Thursday, July 9, 2009

Government and the Kingdom of God

"For to us a child is born,
    to us a son is given;
  and the government shall be upon​ his shoulder" (Isaiah 9:6a)
This is the fourth post in a mini-series on why I think the Kingdom of God is not quite here yet.

The first post was an argument based on the binding of Satan as part of the establishment of the Kingdom, the second was based on the separation of the sheep from the goats, the third had holes in it, and concerned John the Baptist.

The fourth goes something like this: scriptures, as in the verse cited above, teach that when the prophesied One comes as King, the government will rest on His shoulder. So below is a test I devised to determine whether the prophesied One has come as King or not.

1. When the KOG has been established, it will be true that "the government rests on the messiah's shoulder".
2. It is currently not true that "the government rests on the messiah's shoulder".
3, Therefore, it is currently not true that the KOG has been established.

Some might object to the subject of my link. Why select him to contrast with the messiah? I suppose I did this for a couple of reasons. Bypassing the obvious, the first reason is that at this moment, our government more or less rests upon his shoulder. Now, if you claim that it doesn't, because we have a three part government with checks and balances, then I say you are just driving my point home: our government is not the type of government that the Kingdom will be. And if you object by saying that this isn't the only government on earth and another one might be the Kingdom, (I have to first ask "which?" and then "why aren't you there?") I am forced to cordially point out that you are once again driving my point home: there currently isn't a single world government, which can be said to rest upon a single shoulder. Yet, that is what will happen when the prophesied One returns as King!

"Wait, wait wait!" you might say, "You've got it all wrong! The government, in a metaphorical sense, will rest on the shoulder of the prophesied One". If you find yourself in this camp, I can't help but ask: how it is possible that Satan was able to offer this world to Jesus? Could it be because Satan is the one governing this world (in the metaphorical sense)?

It appears that Jesus is neither the literal political King, nor the metaphorical spiritual King at the moment.

"Wait!" you might say again, "Jesus is the metaphorical King of believers!". It's funny how we're willing to restrict the extent of the Kingdom after diluting it's potency, just to be able to say that it's here. But at what cost?

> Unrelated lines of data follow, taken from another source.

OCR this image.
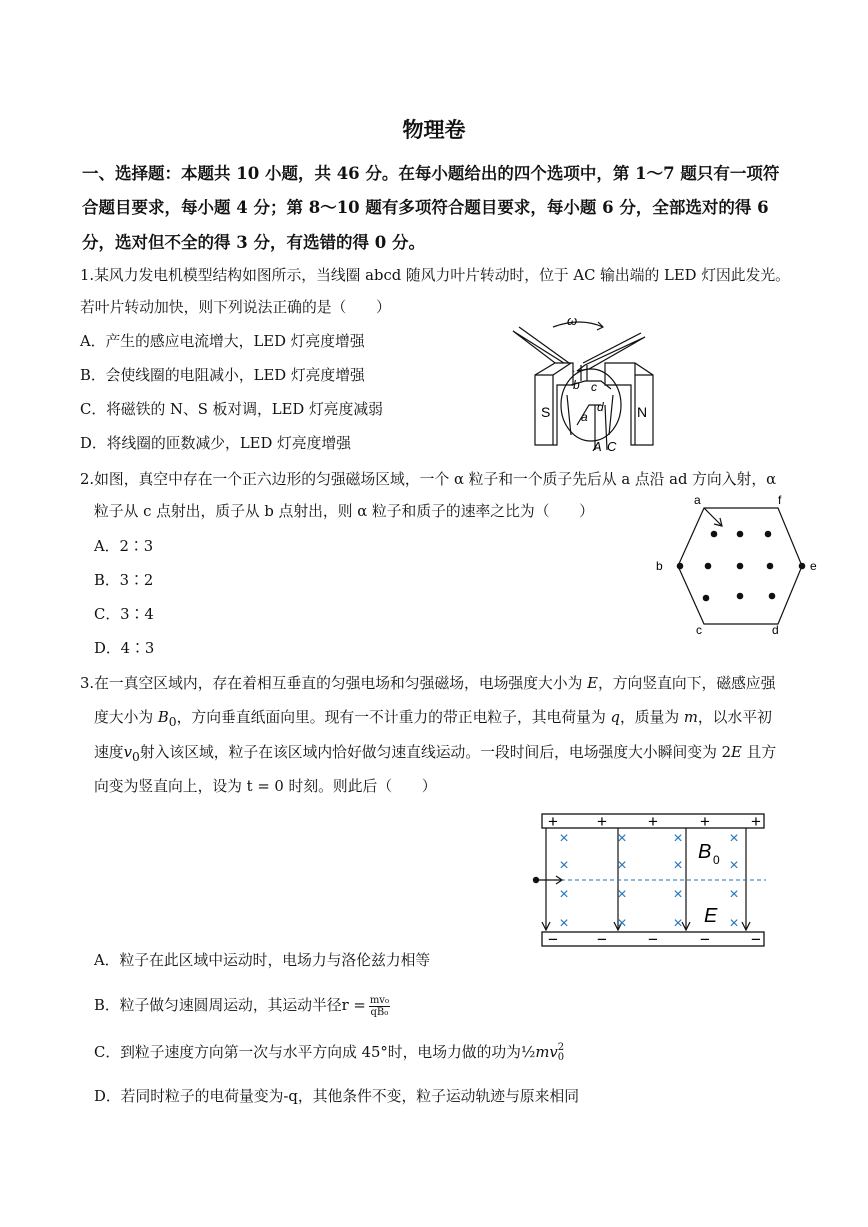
物理卷
一、选择题：本题共 10 小题，共 46 分。在每小题给出的四个选项中，第 1～7 题只有一项符
合题目要求，每小题 4 分；第 8～10 题有多项符合题目要求，每小题 6 分，全部选对的得 6
分，选对但不全的得 3 分，有选错的得 0 分。
1.某风力发电机模型结构如图所示，当线圈 abcd 随风力叶片转动时，位于 AC 输出端的 LED 灯因此发光。
若叶片转动加快，则下列说法正确的是（　　）
A．产生的感应电流增大，LED 灯亮度增强
B．会使线圈的电阻减小，LED 灯亮度增强
C．将磁铁的 N、S 板对调，LED 灯亮度减弱
D．将线圈的匝数减少，LED 灯亮度增强
ω
S	N
b c
d
a
A C
2.如图，真空中存在一个正六边形的匀强磁场区域，一个 α 粒子和一个质子先后从 a 点沿 ad 方向入射，α
粒子从 c 点射出，质子从 b 点射出，则 α 粒子和质子的速率之比为（　　）
A．2∶3
B．3∶2
C．3∶4
D．4∶3
a	f
b	e
c	d
3.在一真空区域内，存在着相互垂直的匀强电场和匀强磁场，电场强度大小为 E，方向竖直向下，磁感应强
度大小为 $B_0$，方向垂直纸面向里。现有一不计重力的带正电粒子，其电荷量为 q，质量为 m，以水平初
速度$v_0$射入该区域，粒子在该区域内恰好做匀速直线运动。一段时间后，电场强度大小瞬间变为 2E 且方
向变为竖直向上，设为 t = 0 时刻。则此后（　　）
+ + + + +
− − − − −
×
×
×
×
×
×
×
×
×
×
×
×
×
×
×
×
B 0
E
A．粒子在此区域中运动时，电场力与洛伦兹力相等
B．粒子做匀速圆周运动，其运动半径$r = \frac{\text{mv₀}}{\text{qB₀}}$
C．到粒子速度方向第一次与水平方向成 45°时，电场力做的功为½mv 2
0
D．若同时粒子的电荷量变为-q，其他条件不变，粒子运动轨迹与原来相同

Why not let the full breadth and strength of the prophecies stand?

Alas, I hope my next argument will demonstrate why I don't think the promised Kingdom has only and metaphorically to do with less than a third of the earth.

Stay tuned for my next argument, which starts out with a verse from the same passage.

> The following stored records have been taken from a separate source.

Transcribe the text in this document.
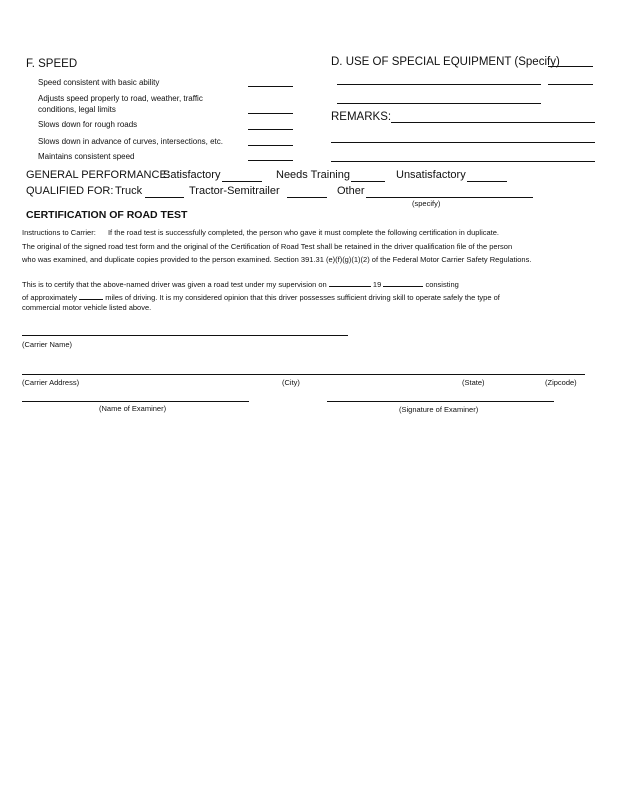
F. SPEED
Speed consistent with basic ability
Adjusts speed properly to road, weather, traffic
conditions, legal limits
Slows down for rough roads
Slows down in advance of curves, intersections, etc.
Maintains consistent speed
D. USE OF SPECIAL EQUIPMENT (Specify)
REMARKS:
GENERAL PERFORMANCE:
Satisfactory	Needs Training	Unsatisfactory
QUALIFIED FOR: Truck	Tractor-Semitrailer	Other
(specify)
CERTIFICATION OF ROAD TEST
Instructions to Carrier: If the road test is successfully completed, the person who gave it must complete the following certification in duplicate.
The original of the signed road test form and the original of the Certification of Road Test shall be retained in the driver qualification file of the person
who was examined, and duplicate copies provided to the person examined. Section 391.31 (e)(f)(g)(1)(2) of the Federal Motor Carrier Safety Regulations.
This is to certify that the above-named driver was given a road test under my supervision on	19	consisting
of approximately	miles of driving. It is my considered opinion that this driver possesses sufficient driving skill to operate safely the type of
commercial motor vehicle listed above.
(Carrier Name)
(Carrier Address)	(City)	(State)	(Zipcode)
(Name of Examiner)	(Signature of Examiner)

  1. I always understood this verse to be a prophecy concerning Herod's attempt to kill the Messiah as a child, as is recorded in Matthew 2. I always thought, too, that Matthew referenced the Isaiah passage as fulfillment of this prophecy. But, alas, Matthew does no such cross referencing like I supposed. However, Matthew's omission is not evidence that this passage does not concern Herod's massacre of the innocents.

  2. I don't follow. Are you saying that the prophecy that the government will rest on the messiah's shoulder is fulfilled by Herod's killing of the firstborns?

  3. Right. The gov't's "being on his shoulders" is a metaphorical way to express that "The Messiah's gov't will try to suppress Him".

    I don't know the Hebrew, but assuming the English connotations mirror the Hebrew, it seems that f Isaiah were trying to communicate your view, he would have said something less generic and less neutral, like, "The Kingdom of God will be on His shoulders."

    But since Isaiah says "government", it makes it sound generic and hence not necessarily something continuous or congruent with the purpose of Christ's ministry.

  4. Interesting - I never thought of it that way. I always assumed that the government being upon his shoulders meant that he would carry the government or lead it. I never thought it could be read as the government will bear down upon him. I wonder whether anyone has written something exegetical that could really clear up the author's intent for this verse. Being biased, I naturally think that the following verses in this passage suggest that my original assumption is correct ("there will be no end to his government", but still I think you have a good point.

  5. Yeah, you're right. The other uses of 'government' in the passage are used in the KOG sense. That doesn't mean that the term cannot have to different senses (KOG and Herod's), but your reading is definitely more straight forward.

  6. Another thing, though this doesn't settle anything, the chronology of 9:6 has a one-to-one correspondence to with Matt. 1 and 2. I.e.:

    "Unto us a child is born,
    a child is given..." Matt. 1

    "...and the government shall be upon his shoulders." Matt. 2

  7. Right I see what you're saying and you might be on to something, even if I am right about the Kingdom.